Very scary: Mark Zuckerberg's Promise to Create Highly skilled AI Alarm Professionals

By Consultants Review Team Friday, 19 January 2024

After pledging to create a potent AI system that is on par with human intelligence, Mark Zuckerberg has come under fire for allegedly adopting an irresponsible approach to artificial intelligence. Additionally, the founder of Facebook has mentioned the possibility of opening it up to the general public.

According to the CEO of Meta, the company will try to create an artificial general intelligence (AGI) system that is open source, meaning that developers from other companies can use it. The system should be made “as widely available as we responsibly can”, he added.

Zuckerberg stated in a Facebook post that it was obvious that "building full general intelligence" would be necessary for the upcoming generation of tech services.

While there is no set definition for artificial general intelligence (AGI), the word is often used to describe a speculative AI system that is as intelligent as or more intelligent than humans in a variety of tasks. AGI's possible development has scared professionals and politicians worldwide because they believe that one AGI system—or several AGI systems combined—might be able to operate outside of human control and endanger humankind.

Like the company's Llama 2 AI model, Zuckerberg affirmed that Meta will think about making its AGI open source, or readily available for use and adaptation by developers and the general public.

"We should open source and make this technology as widely available as we responsibly can, so everyone can benefit. It is so important, and there are so many great opportunities with it," he stated.

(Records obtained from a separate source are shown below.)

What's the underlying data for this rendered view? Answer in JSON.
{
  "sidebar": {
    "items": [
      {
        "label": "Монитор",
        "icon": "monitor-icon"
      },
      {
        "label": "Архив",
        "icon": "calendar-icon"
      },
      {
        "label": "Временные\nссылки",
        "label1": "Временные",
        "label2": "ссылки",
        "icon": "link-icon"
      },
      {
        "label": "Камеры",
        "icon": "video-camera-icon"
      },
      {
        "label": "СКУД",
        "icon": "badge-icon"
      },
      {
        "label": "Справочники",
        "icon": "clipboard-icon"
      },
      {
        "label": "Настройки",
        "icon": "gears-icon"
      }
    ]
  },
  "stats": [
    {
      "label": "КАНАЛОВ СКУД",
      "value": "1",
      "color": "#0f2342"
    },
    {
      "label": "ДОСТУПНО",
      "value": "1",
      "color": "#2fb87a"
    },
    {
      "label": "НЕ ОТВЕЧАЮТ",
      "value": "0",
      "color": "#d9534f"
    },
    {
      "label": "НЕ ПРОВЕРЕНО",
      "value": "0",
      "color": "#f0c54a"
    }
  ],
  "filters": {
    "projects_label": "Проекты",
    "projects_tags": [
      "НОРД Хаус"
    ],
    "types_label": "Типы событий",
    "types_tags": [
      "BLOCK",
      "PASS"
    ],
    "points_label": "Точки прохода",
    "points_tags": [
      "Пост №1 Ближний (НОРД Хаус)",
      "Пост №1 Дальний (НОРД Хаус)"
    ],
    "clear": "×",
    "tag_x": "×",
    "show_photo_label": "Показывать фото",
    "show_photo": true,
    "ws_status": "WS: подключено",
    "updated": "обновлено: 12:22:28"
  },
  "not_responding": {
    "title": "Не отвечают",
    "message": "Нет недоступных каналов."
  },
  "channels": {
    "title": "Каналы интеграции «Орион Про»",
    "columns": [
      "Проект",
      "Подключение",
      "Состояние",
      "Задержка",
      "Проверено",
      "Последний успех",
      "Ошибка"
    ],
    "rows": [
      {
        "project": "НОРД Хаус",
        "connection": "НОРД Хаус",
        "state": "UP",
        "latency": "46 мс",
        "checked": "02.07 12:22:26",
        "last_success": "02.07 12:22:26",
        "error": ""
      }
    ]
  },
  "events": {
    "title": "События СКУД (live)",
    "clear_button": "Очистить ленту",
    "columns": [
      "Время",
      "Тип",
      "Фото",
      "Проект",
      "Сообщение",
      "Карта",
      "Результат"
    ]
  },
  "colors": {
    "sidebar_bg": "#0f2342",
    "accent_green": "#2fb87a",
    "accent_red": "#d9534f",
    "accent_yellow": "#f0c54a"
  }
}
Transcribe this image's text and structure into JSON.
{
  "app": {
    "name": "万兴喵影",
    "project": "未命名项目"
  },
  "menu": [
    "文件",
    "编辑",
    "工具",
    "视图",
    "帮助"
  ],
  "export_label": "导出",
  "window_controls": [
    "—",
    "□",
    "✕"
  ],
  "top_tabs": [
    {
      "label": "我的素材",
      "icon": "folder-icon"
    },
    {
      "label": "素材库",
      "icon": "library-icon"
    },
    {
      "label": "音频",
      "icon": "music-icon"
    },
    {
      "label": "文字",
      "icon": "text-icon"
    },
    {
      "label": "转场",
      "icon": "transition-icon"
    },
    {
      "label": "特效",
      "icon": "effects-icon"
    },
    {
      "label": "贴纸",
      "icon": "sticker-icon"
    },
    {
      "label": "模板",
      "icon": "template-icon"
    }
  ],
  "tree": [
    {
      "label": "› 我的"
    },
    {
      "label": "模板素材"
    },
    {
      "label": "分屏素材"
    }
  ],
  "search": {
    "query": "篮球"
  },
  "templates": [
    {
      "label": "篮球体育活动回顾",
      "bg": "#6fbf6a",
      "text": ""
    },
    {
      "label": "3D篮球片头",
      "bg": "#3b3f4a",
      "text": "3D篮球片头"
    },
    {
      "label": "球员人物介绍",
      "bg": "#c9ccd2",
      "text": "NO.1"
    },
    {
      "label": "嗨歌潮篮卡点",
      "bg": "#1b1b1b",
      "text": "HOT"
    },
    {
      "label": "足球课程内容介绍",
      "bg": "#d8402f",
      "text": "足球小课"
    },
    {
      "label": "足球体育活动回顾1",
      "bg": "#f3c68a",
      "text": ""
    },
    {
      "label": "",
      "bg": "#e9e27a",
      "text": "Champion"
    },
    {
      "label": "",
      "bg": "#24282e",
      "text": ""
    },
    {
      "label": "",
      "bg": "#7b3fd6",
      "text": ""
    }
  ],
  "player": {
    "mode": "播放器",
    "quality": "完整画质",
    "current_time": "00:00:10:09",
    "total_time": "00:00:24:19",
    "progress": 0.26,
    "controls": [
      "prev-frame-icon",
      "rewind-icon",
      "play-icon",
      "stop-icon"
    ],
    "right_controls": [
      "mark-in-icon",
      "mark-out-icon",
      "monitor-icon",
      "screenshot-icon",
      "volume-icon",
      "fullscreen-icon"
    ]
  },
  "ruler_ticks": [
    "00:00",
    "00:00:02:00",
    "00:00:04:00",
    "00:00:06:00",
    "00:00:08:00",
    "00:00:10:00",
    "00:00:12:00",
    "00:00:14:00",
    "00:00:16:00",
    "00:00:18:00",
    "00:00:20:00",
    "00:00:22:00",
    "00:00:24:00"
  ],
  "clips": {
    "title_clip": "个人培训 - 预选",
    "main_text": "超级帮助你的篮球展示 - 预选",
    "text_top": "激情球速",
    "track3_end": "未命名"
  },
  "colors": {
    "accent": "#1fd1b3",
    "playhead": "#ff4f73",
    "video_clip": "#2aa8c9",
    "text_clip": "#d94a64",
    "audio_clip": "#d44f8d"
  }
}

Dame Wendy Hall, a computer science professor at the University of Southampton and a member of the UN's AI advisory board, called open source AGI a "really very scary" idea and claimed Zuckerberg was being reckless by even considering it.

"It is extremely unsettling to consider the release of open source artificial intelligence before we have figured out how to control these extremely potent AI systems," the speaker stated. Such technology has the potential to be extremely harmful in the wrong hands. It is incredibly reckless of a business to recommend it.

Fortunately, Hall continued, "I think it will be many years before such an aspiration [AGI] can be achieved in any meaningful way. This gives us time to set up the regulatory frameworks." But we must move this task along quickly because it concerns public safety.

At a worldwide AI safety summit held in the UK last year, Meta was one of the tech companies that pledged to let governments test artificial intelligence products both before and after they are released. Another expert based in the UK stated that a tech corporation shouldn't be the one to decide whether to open source an AGI system.

"Moving that into the realm of AGI could be world-saving or catastrophic—there are deep and complex arguments about the merits of open-sourcing current AI models," stated Dr. Andrew Rogoyski, director of the University of Surrey's Institute for People-Centred AI. "International consensus is required to make these decisions; a tech giant's boardroom will not suffice."

During an interview with the tech news website The Verge on Thursday, Mark Zuckerberg stated that he would favour open sourcing where it made sense and was the "safe and responsible thing to do."

Some experts, including Hall, criticised Meta's plan to release Llama 2 as open source last year, comparing it to "giving people a template to build a nuclear bomb."

AGI is being developed by the California-based OpenAI, the company behind ChatGPT. According to OpenAI, AGI is “AI systems that are generally smarter than humans.” Google DeepMind chief executive Demis Hassabis has stated that AGI might be developed in less than ten years.

At this week's World Economic Forum in Davos, Switzerland, OpenAI CEO Sam Altman issued a word of warning, stating that additional advancements in AI would be unachievable without a breakthrough in energy provision, such as nuclear fusion. While Zuckerberg mentioned that Meta had developed a "absolutely massive amount of infrastructure" to generate new AI systems, he did not provide a timescale for developing an AGI system. The business placed a sizable order for AI processing chips. Zuckerberg also mentioned that work was underway on a Llama 2 sequel.